Он, как австриец и вдобавок лично известный за человека коварного, видел сознательное коварство там, где я, русский, вижу нечто гораздо большее и несравненно высшее: именно, тот великий государственный инстинкт[4] который, при сознательном стремлении к цели ближайшей и нередко даже низшей, достигает бессознательно целей дальних и глубочайших.
Прямота и твердость Царя-охранителя, Царя-легитимиста достаточны сами по себе для объяснения всего этого события. Он имел право воевать с султаном; он имел право разделить Турцию с кем хотел. Но он не желал позволить, чтобы вассалы и подданные (и православные, и другие) восставали противу законной власти даже и того, кого он называл «больным человеком». Если, защищая больного этого человека против взбунтовавшегося вассала, он еще больше повредил ему, то это лишь одно из замечательных проявлений того «чутья», того гениального эмпиризма, о котором я говорю.

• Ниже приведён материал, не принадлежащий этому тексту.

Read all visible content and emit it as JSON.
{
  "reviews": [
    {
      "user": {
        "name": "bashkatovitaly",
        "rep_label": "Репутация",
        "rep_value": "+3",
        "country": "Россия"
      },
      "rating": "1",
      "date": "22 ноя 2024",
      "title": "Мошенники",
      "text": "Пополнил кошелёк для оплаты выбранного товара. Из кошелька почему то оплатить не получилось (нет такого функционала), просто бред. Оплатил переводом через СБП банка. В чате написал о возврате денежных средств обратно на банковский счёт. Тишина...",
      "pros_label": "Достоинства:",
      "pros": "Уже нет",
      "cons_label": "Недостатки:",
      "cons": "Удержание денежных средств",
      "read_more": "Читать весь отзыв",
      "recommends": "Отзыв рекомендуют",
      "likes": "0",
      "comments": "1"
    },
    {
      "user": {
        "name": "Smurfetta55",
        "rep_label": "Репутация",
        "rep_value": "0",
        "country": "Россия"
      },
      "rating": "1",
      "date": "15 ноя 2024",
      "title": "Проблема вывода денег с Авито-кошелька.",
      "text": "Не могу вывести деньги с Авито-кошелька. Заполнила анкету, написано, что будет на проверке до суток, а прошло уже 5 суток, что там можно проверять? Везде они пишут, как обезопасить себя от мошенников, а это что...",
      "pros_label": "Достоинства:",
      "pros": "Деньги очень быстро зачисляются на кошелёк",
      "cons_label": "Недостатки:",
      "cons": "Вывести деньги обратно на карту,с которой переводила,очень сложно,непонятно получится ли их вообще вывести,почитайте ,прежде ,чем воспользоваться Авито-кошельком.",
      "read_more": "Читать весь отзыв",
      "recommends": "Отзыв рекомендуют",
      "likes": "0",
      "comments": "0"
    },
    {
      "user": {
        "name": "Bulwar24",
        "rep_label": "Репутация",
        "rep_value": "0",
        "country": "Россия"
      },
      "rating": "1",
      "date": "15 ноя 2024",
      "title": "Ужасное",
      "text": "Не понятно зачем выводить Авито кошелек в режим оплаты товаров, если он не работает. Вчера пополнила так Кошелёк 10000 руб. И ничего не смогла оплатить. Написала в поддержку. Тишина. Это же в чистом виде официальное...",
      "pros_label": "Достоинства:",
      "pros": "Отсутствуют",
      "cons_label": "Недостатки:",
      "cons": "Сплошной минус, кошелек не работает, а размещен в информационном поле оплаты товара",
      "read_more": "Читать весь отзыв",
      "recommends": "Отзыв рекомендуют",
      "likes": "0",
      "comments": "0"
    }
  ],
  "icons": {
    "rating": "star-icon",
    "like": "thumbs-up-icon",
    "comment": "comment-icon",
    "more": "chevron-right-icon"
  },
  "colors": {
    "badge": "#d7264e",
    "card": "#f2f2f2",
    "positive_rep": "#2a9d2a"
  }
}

В 30-х и 40-х годах легальный либерализм и его исчадие – демократическое парламентарство не износилось так, как износились они теперь. Гражданское равенство, ведущее скоро и к политическому равенству, не обнаружило тогда еще вполне своего антигосударственного характера. Национально-эмансипационная политика также не принесла еще в то время всех своих горьких и вовсе неожиданных плодов. Сословность у нас в России была тогда не только очень крепка на деле, но и мысли либеральные и всеравняющие были в то время достоянием очень немногих русских людей. Все остальные находили, что и так хорошо. Сами крестьяне об освобождении редко позволяли себе мечтать. В других государствах, за исключением Франции, также господствовали в то время более или менее аристократические и монархические порядки. Но государственный инстинкт Императора Николая будто предвидел все нынешние дела и порядки, точно предвкушал все ядовитые плоды эмансипационного прогресса!
Малейшее влияние либерализма ему основательно претило! Неудивительно, впрочем, что эгалитарный либерализм у себя внутри государства представлялся ему все той же революцией, откуда бы она ни пришла: сверху или снизу; в какой бы она одежде ни явилась: во фраке ли французском или в хомяковском кафтане!
Гораздо, по-моему, удивительнее то, что Николай Павлович постигал в то время, что эмансипационная политика и за пределами своего государства есть дело, хотя бы и выгодное вначале, но по существу крайне опасное и могущее, при малейшей неосторожности, обратиться на собственную главу эмансипатора.